Blog, 31.12.2023, Thomas Rauchenwald
Wunderland im Odeon – „Alice“, eine Revue von Kurt Schwertsik
Der ehemalige Saal der Börse für landwirtschaftliche Produkte, erbaut 1887 bis 1890 von Karl König, wurde 1988 unter Wahrung des denkmalgeschützten Bestandes vom Serapions Theater auf abenteuerliche Weise und ohne öffentliche Mittel als Theater adaptiert und anschließend um Produktionswerkstätten im Untergeschoß erweitert. Das Odeon wird seitdem als Bühne für Eigenproduktionen des Serapions Theaters, die sich vor allem durch die Verbindung von Musiktheater, Tanz, Schauspiel und bildender Kunst auszeichnen, verwendet, ist Anziehungspunkt und Kooperationspartner für viele Kulturschaffende und beherbergt seit Jahren Gäste wie beispielsweise das Impulstanz Festival und die Wiener Festwochen.

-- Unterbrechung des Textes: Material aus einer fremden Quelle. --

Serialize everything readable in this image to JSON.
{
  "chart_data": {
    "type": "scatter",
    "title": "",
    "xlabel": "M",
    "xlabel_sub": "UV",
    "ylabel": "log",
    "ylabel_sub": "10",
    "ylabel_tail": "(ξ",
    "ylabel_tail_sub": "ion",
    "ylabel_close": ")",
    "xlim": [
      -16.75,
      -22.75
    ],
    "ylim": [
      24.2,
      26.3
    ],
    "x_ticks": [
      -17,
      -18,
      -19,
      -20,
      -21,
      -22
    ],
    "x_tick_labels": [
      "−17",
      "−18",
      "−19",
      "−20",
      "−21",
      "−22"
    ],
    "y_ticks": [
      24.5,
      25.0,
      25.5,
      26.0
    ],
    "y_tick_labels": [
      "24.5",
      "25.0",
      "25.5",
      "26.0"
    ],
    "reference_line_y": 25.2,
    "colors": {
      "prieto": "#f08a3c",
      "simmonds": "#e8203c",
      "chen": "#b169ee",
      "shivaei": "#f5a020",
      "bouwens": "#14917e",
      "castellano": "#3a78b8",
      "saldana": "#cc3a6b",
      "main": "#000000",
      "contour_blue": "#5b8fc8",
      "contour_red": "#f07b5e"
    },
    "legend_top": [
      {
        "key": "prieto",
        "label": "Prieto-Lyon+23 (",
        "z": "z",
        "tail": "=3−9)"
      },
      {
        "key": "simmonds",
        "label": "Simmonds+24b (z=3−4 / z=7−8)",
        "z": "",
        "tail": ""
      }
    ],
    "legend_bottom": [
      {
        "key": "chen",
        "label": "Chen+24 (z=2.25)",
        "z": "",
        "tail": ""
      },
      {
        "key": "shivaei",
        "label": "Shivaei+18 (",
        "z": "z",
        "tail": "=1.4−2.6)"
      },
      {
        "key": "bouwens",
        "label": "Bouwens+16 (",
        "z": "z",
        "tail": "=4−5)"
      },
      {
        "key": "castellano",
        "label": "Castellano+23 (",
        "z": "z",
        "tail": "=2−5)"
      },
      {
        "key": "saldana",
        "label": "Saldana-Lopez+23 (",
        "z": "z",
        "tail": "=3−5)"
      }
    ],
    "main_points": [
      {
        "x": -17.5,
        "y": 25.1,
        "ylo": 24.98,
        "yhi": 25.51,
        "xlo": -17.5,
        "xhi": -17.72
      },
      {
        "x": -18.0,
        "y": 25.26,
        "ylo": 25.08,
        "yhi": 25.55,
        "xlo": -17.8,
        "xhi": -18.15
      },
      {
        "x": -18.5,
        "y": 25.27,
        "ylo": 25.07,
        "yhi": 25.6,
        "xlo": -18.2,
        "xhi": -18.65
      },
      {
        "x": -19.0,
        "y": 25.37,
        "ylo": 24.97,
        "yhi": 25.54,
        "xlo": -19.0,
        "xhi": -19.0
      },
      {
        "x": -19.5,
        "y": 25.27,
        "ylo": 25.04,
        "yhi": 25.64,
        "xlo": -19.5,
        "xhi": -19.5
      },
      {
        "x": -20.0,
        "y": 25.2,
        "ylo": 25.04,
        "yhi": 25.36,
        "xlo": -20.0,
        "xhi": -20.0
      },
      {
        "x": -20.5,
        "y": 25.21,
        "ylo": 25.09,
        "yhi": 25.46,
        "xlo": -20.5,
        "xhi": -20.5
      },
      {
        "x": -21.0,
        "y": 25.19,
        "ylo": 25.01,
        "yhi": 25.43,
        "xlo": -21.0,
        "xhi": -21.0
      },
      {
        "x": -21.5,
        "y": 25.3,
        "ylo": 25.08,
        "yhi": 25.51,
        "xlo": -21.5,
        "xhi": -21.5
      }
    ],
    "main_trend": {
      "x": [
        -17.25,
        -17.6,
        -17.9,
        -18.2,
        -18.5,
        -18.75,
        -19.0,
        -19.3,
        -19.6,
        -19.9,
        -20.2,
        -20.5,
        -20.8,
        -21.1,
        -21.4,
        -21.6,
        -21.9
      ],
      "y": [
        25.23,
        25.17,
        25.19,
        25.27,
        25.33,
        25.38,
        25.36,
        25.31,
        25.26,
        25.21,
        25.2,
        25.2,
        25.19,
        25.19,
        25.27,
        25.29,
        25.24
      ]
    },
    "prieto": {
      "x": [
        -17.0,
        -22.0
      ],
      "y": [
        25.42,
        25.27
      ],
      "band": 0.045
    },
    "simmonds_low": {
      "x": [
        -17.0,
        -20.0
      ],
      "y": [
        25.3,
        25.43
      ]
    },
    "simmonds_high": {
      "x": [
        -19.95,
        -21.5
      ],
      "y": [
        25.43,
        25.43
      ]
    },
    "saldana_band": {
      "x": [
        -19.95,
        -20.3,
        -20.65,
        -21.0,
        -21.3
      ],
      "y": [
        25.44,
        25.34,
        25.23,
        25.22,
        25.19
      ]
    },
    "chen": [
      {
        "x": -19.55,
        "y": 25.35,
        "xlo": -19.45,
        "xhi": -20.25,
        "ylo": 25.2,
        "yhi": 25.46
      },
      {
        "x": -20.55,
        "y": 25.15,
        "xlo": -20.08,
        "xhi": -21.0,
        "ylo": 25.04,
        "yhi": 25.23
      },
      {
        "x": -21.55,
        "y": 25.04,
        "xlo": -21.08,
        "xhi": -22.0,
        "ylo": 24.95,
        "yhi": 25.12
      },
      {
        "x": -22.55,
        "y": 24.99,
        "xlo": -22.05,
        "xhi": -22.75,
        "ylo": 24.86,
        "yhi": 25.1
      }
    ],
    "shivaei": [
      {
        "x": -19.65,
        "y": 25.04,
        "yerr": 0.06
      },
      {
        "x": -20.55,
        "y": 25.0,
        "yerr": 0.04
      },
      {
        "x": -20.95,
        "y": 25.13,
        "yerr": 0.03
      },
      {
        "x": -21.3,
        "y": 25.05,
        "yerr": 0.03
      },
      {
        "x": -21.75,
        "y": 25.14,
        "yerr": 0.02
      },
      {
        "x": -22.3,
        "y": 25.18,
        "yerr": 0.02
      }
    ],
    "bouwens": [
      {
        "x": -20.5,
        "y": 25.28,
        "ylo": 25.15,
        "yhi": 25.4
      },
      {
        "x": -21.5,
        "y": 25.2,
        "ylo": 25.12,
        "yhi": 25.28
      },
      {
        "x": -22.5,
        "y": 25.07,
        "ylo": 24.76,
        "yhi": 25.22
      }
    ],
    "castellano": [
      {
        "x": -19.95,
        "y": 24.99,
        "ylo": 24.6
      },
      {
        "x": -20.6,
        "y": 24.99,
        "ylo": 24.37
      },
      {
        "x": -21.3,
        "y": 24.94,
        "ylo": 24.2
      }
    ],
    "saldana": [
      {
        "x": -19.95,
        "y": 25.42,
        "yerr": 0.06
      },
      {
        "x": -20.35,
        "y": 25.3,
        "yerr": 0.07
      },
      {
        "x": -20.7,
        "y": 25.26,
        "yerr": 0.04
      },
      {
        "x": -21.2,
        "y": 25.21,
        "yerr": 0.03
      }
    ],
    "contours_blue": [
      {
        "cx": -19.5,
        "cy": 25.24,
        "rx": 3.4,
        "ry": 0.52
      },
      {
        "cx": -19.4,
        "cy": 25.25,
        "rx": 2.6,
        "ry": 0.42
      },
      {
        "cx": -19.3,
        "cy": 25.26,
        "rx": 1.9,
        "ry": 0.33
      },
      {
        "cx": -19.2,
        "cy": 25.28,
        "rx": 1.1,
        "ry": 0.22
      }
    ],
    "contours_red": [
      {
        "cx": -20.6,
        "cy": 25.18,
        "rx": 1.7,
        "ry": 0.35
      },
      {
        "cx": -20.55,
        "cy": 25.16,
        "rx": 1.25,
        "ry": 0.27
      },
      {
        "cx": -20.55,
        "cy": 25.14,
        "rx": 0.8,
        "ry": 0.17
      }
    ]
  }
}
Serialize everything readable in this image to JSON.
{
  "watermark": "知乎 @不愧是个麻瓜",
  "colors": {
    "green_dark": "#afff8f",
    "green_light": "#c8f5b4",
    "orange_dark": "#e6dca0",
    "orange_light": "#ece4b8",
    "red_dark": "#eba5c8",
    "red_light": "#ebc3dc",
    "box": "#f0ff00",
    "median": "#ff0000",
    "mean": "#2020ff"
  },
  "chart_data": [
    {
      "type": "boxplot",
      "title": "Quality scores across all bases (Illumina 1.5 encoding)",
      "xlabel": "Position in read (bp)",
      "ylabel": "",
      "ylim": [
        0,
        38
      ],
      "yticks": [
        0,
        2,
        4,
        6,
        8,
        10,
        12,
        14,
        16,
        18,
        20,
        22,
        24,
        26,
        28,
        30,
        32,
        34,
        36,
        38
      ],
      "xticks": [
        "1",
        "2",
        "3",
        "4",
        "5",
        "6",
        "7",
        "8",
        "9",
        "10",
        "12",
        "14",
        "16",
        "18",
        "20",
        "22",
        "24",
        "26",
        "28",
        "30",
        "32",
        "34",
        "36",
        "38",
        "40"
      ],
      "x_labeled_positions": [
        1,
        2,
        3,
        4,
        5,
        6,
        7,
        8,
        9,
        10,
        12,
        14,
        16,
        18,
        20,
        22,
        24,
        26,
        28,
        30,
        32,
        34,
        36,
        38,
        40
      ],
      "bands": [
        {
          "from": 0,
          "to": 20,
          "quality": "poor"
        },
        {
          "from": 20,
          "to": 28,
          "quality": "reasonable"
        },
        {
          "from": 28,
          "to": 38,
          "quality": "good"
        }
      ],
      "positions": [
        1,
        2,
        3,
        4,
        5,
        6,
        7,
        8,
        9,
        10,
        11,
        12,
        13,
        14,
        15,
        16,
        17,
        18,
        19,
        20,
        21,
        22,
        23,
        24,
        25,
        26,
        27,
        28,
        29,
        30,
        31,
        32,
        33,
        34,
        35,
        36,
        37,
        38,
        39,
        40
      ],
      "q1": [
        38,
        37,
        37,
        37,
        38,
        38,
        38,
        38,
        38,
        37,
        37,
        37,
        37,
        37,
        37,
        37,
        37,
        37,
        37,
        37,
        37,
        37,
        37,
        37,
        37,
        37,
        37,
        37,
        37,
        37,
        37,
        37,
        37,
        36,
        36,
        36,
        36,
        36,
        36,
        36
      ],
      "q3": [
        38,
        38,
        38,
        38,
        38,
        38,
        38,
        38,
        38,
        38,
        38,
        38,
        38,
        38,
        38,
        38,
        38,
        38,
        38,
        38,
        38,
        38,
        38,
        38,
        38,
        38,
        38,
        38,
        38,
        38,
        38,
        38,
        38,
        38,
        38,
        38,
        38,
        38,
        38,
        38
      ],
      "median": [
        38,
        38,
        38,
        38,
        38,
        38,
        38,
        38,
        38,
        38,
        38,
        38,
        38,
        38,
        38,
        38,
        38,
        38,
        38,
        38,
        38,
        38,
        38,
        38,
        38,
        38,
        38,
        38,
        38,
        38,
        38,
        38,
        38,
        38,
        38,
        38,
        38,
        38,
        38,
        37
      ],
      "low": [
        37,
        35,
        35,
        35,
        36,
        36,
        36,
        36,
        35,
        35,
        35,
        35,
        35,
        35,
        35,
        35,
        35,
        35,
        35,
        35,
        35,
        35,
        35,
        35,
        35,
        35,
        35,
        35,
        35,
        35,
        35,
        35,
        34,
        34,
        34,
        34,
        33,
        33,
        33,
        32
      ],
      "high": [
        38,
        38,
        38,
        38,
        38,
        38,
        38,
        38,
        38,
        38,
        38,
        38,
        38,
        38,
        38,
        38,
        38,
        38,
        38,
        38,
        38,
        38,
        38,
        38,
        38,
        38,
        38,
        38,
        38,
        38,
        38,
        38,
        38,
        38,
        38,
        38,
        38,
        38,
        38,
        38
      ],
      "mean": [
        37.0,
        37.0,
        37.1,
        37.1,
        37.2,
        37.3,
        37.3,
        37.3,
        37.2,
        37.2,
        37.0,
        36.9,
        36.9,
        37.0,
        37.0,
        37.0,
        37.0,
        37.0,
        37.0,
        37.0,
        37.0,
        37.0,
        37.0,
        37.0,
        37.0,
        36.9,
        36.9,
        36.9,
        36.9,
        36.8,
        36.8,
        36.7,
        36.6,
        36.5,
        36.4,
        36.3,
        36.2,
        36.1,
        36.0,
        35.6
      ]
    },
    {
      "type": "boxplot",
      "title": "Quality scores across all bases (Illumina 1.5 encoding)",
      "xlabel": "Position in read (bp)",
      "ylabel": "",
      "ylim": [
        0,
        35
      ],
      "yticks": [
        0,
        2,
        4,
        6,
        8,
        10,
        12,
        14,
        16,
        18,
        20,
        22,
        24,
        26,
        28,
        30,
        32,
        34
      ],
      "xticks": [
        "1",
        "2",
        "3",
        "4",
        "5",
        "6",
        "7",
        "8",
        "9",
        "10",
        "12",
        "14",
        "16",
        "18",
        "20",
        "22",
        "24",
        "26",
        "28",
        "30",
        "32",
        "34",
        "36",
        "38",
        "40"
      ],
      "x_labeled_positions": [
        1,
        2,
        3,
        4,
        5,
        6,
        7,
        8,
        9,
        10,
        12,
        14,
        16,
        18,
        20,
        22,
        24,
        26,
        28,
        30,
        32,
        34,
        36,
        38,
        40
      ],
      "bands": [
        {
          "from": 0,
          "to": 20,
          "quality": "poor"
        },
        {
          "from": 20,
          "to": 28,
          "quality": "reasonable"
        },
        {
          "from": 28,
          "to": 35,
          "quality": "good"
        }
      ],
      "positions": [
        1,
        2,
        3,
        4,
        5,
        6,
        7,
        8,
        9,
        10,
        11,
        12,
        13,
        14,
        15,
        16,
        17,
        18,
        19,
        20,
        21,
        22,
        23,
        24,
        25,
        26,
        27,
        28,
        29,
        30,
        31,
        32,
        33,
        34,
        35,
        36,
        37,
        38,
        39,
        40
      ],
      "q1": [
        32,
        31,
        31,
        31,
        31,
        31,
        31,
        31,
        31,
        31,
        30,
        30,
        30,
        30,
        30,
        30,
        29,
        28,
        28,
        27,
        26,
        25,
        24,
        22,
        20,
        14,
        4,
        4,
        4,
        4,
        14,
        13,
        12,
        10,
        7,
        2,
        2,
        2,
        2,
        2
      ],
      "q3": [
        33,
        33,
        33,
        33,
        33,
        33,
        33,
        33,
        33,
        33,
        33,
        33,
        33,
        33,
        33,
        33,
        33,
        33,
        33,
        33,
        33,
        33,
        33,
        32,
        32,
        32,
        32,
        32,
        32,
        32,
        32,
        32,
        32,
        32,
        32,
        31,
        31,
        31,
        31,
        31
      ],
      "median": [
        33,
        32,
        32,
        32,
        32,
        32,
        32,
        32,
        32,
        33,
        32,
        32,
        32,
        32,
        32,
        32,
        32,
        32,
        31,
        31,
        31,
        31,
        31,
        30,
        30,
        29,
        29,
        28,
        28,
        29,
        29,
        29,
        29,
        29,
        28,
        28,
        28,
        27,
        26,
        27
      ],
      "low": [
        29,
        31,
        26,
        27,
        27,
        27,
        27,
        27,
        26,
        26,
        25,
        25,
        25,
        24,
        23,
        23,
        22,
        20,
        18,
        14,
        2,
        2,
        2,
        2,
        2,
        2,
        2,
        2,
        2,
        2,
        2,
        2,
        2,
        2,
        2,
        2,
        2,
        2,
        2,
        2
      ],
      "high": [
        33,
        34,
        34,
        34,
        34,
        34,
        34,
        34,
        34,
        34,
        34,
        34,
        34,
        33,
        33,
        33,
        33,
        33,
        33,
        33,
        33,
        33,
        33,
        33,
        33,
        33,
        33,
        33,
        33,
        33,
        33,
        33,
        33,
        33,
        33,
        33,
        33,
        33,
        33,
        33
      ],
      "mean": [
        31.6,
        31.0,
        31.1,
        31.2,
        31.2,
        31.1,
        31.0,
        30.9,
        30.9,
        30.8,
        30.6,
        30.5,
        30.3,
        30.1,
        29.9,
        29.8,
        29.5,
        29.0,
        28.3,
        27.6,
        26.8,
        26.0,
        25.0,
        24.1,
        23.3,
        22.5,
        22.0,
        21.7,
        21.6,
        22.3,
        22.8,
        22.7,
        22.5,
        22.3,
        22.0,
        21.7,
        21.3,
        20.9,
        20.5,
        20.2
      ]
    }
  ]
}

Die aktuelle Produktion des Serapions Theater gemeinsam mit dem sirene Operntheater – „Alice“ – zeigt 26 pausenlos gespielte, charakteristische Szenen, angesiedelt zwischen Traum und Albtraum, aus Lewis Carrolls berühmten Kinderbuch „Alice im Wunderland“. Die Textfassung nach Carroll stammt von Kristine Tornquist, die Musik zu dieser ca. 100minütigen Revue hat der 1935 geborene österreichische Komponist und Musikpädagoge Kurt Schwertsik für ein Ensemble aus 27 IntrumentalistInnen und 6 GesangssolistInnen komponiert. Das Stück, das ob seiner über weite Strecken dominierenden Kontemplativität, erst im letzten Drittel gewinnt die Musik an Schwung, wohl wenig für Kinder geeignet scheint, kam am 23. November 2023 zur Uraufführung und wird bis Ende Dezember insgesamt noch insgesamt zehnmal gespielt. Die am 30. Dezember 2023 besuchte Aufführung war ausverkauft und fand starken Anklang beim überwiegend älteren Publikum. Der zarte Orchestersatz ist von Bläsern, Perkussion und einem verstimmten Klavier dominiert; jazzige, an Kurt Weill gemahnende, und betont rhythmische Passagen, an Igor Strawinsky erinnernd, kommen immer wieder durch. Dennoch findet Schwertsik mit flüssigem Klang gegen Ende des Werkes durchaus zu einem eigenen Stil. Dirigent François-Pierre Descamps setzt die Partitur mit dem ensemble sirene gekonnt um.
Für die Inszenierung ist Max Kaufmann gemeinsam mit Kristine Tornquist verantwortlich. Alice wird von Ana Grigalashvili dargestellt und gesprochen, die guten SängerInnen sind Romana Amerling (Sopran), Solmaaz Adeli (Mezzosopran), Armin Gramer (Countertenor), Gernot Heinrich (Tenor), Andreas Jankowitsch (Bariton) und Steven Scheschareg (Bassbariton). Mehr als gelungen geraten Kostüm-, Bühnenkonzept und -gestaltung von Mirjam Mercedes Salzer, das die skurillen Geschichten der literarischen Vorlage bezaubernd – tolle, aus der Musik entwickelte Bewegungschoreografie wie subtil stimmige Lichtregie – umzusetzen in der Lage ist, einen Eyecatcher stellen die fragil wie üppig rauschenden Kostüme im Bauhaus-Stil dar.
Fazit: Eine etwas andere Art von Musiktheater, der Besuch lohnt durchaus.